For this week, AUD’s risk profile looks fairly balanced: a softer US dollar on disinflation and risk on conditions would aid further gains, while any spike in volatility or a harsh Fed political headline could hit high beta FX, AUD included, even if gold stays firm.
🔻 NZD – dovish RBNZ keeps kiwi trailing AUD
NZDUSD trades near 0.57–0.575, still lagging AUD and most majors as markets price a more dovish RBNZ path and a softer domestic backdrop.

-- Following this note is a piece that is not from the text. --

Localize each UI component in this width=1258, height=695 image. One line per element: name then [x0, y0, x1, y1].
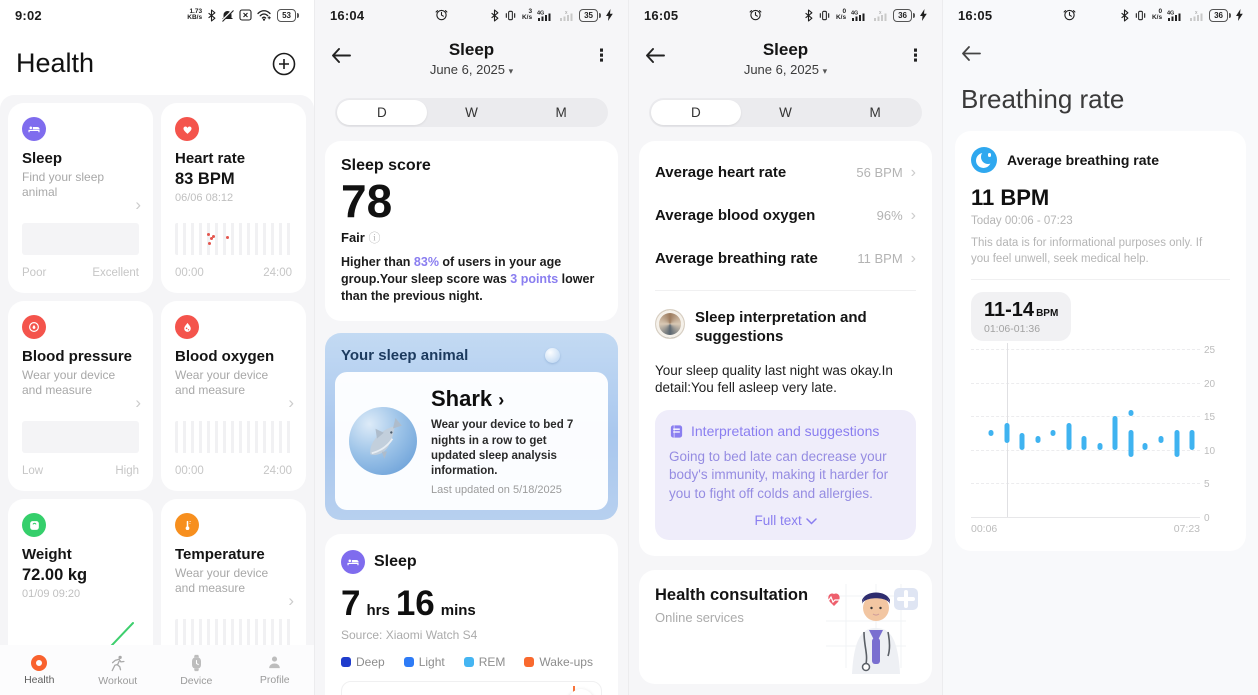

With the Official Cash Rate around 2.25 percent, inflation back inside the 1–3 percent band and growth below potential, New Zealand is further down the easing road than Australia or the US, which reduces rate support for the kiwi when global risk is shaky.
Near term, NZD will largely track the US dollar and broad risk appetite, but risks remain tilted toward underperformance versus AUD and safe havens, unless we see a clean combination of softer US inflation, calmer politics and solid China data.
Cross-asset wrap
- 🪙 Gold:
Spot gold has set another record near 4,639 dollars an ounce, up more than 6 percent already in the first couple of weeks of 2026, fuelled by softer US CPI, Fed cut expectations and a very noisy geopolitical and political backdrop.Many large houses now openly talk about 5,000 dollars as a plausible 2026 target, which reinforces gold’s role as a structural hedge in portfolios rather than just a short lived fear trade.
- 🛢 Oil:
Brent is stabilising around 65 dollars after the biggest four day rally in more than six months, as resumed Venezuelan exports and growing US crude inventories offset rising risk premia from Iran and new US tariff threats on countries doing business with Tehran.FX markets are treating this as a modest positive for petro currencies compared with levels below 60, but the oil story is still secondary to Fed and political risk in driving G10 FX.
- 📈 Stocks:
US indices are just off record highs, with the S&P 500 in the mid 6,900s and the Dow around 49,000, after a small pullback on rate cap worries and Fed politics.Asian stocks are edging higher, helped by Japan’s rally and more constructive sentiment in Hong Kong, although the fragile yen and intervention chatter highlight that not all is calm under the surface.
- ₿ Crypto:
Bitcoin has pushed toward the mid 90,000s, and ether has climbed above 3,300, both hitting their highest levels in weeks as traders lean into the “lower real yields, higher liquidity later” narrative and spot ETF flows remain supportive.Crypto is trading as a high beta play on the same forces that are pushing gold to records, with the added kicker of speculative positioning, so short term moves will remain very sensitive to US data and any shifts in the Fed narrative.
This is general, educational macro and FX commentary. It is not investment advice and not a trading signal.